The Eighth Amendment does not require that jurors in death penalty cases be instructed that mitigating circumstances need not be proven beyond a reasonable doubt, the U.S. Supreme Court ruled Jan. 20 in Kansas v. Carr

The Court also ruled that codefendants’ penalty phases need not be severed. 

Facts      
    
Brothers Reginald and Jonathan Carr were convicted of multiple murders at a joint trial and sentenced to death.

The jury was instructed that “[t]he State has the burden to prove beyond a reasonable doubt that there are one or more aggravating circumstances and that they are not outweighed by any mitigating circumstances found to exist.”

The Kansas Supreme Court vacated the death sentences on grounds that the instruction failed to tell jurors that mitigating circumstances need not be proven beyond a reasonable doubt. 

The Kansas court also vacated the sentences because the joint trial violated each brother’s right to an “individualized capital sentencing determination.”  The court ruled that some of the mitigating evidence that favored one brother disfavored the other.  Jonathan, for example, portrayed Reginald as the corrupting older brother.

Mitigating Circumstance Instruction 

The U.S. Supreme Court, in an 8-1 opinion, reversed.

The Court noted that whether aggravating circumstances exist is a factual question that can be made beyond a reasonable doubt.

“Whether mitigation exists, however, is largely a judgment call (or perhaps a value call),” the Court said.  “And of course the ultimate question of whether mitigating circumstances outweigh aggravating circumstances is mostly a question of mercy.”

“[W]e doubt whether it is even possible to apply a standard of proof to the mitigating-factor determination,” the Court said.  “If we were to hold that the Constitution requires the mitigating-factor determination to be divided into its factual component and its judgmental component, and the former to be accorded a burden-of-proof instruction, we doubt whether that would produce anything but jury confusion.”

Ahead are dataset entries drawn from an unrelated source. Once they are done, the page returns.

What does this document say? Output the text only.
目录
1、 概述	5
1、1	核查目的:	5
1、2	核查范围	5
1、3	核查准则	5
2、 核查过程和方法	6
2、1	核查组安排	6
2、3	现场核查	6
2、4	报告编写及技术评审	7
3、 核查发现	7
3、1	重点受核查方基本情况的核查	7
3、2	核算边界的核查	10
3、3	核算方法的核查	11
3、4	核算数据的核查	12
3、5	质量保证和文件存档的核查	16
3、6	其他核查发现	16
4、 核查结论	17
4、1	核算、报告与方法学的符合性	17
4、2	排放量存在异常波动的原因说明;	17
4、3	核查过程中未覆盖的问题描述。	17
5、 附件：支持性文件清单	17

The Eighth Amendment “does not require capital sentencing courts ‘to affirmatively inform the jury that mitigating circumstances need not be proved beyond a reasonable doubt,’” the Court held.

The instruction at issue made “clear that both the existence of aggravating circumstances and the conclusion that they outweigh mitigating circumstances must be proved beyond a reasonable doubt,” the Court said. 

Read in context with other instructions, the Court held that the instruction that mitigating circumstances need only be “found to exist” did not misinform jurors that they must find mitigating circumstances beyond a reasonable doubt.  The instructions informed jurors that mitigating circumstances “do not need to be found by all members of the jury” to “be considered by an individual juror in arriving at his or her sentencing decision.”

Severance

The Court also rejected the argument that the brothers’ penalty phase had to be severed.

“Joint proceedings are not only permissible but are often preferable when the joined defendants’ criminal conduct arises out of a single chain of events,” the Court said.  A joint trial may allow a jury to arrive at a more reliable and consistent sentence, the Court noted.

“To forbid joinder in capital-sentencing proceedings would, perversely, increase the odds of ‘wanto[n] and freakis[h]’ imposition of death sentences,” the Court said.  “Better that two defendants who have together committed the same crimes be placed side-by-side to have their fates determined by a single jury.”     

Severance is not an Eighth Amendment issue, the Court held.  “[T]he Eighth Amendment is inapposite when each defendant’s claim is, at bottom, that the jury considered evidence that would not have been admitted in a severed proceeding, and that the joint trial clouded the jury’s consideration of mitigating evidence like ‘mercy,’” the Court said. 

The issue should be decided as a matter of due process.  “The test,” the Court held, “is whether the evidence ‘so infected the sentencing proceeding with unfairness as to render the jury’s imposition of the death penalty a denial of due process.’”

Even though the brothers might have had antagonistic theories of mitigation, that does not overcome the “interest in promoting reliability and consistency,” the Court said.

The Court noted that jurors were instructed that they “must give separate consideration to each defendant” and that each was “entitled to have his sentence decided on the evidence and law which is applicable to him.”

Justice Sotomayor dissented on procedural grounds.  She did not believe the Court should have agreed to hear the case, because Kansas could choose to interpret federal law to “overprotect” defendants.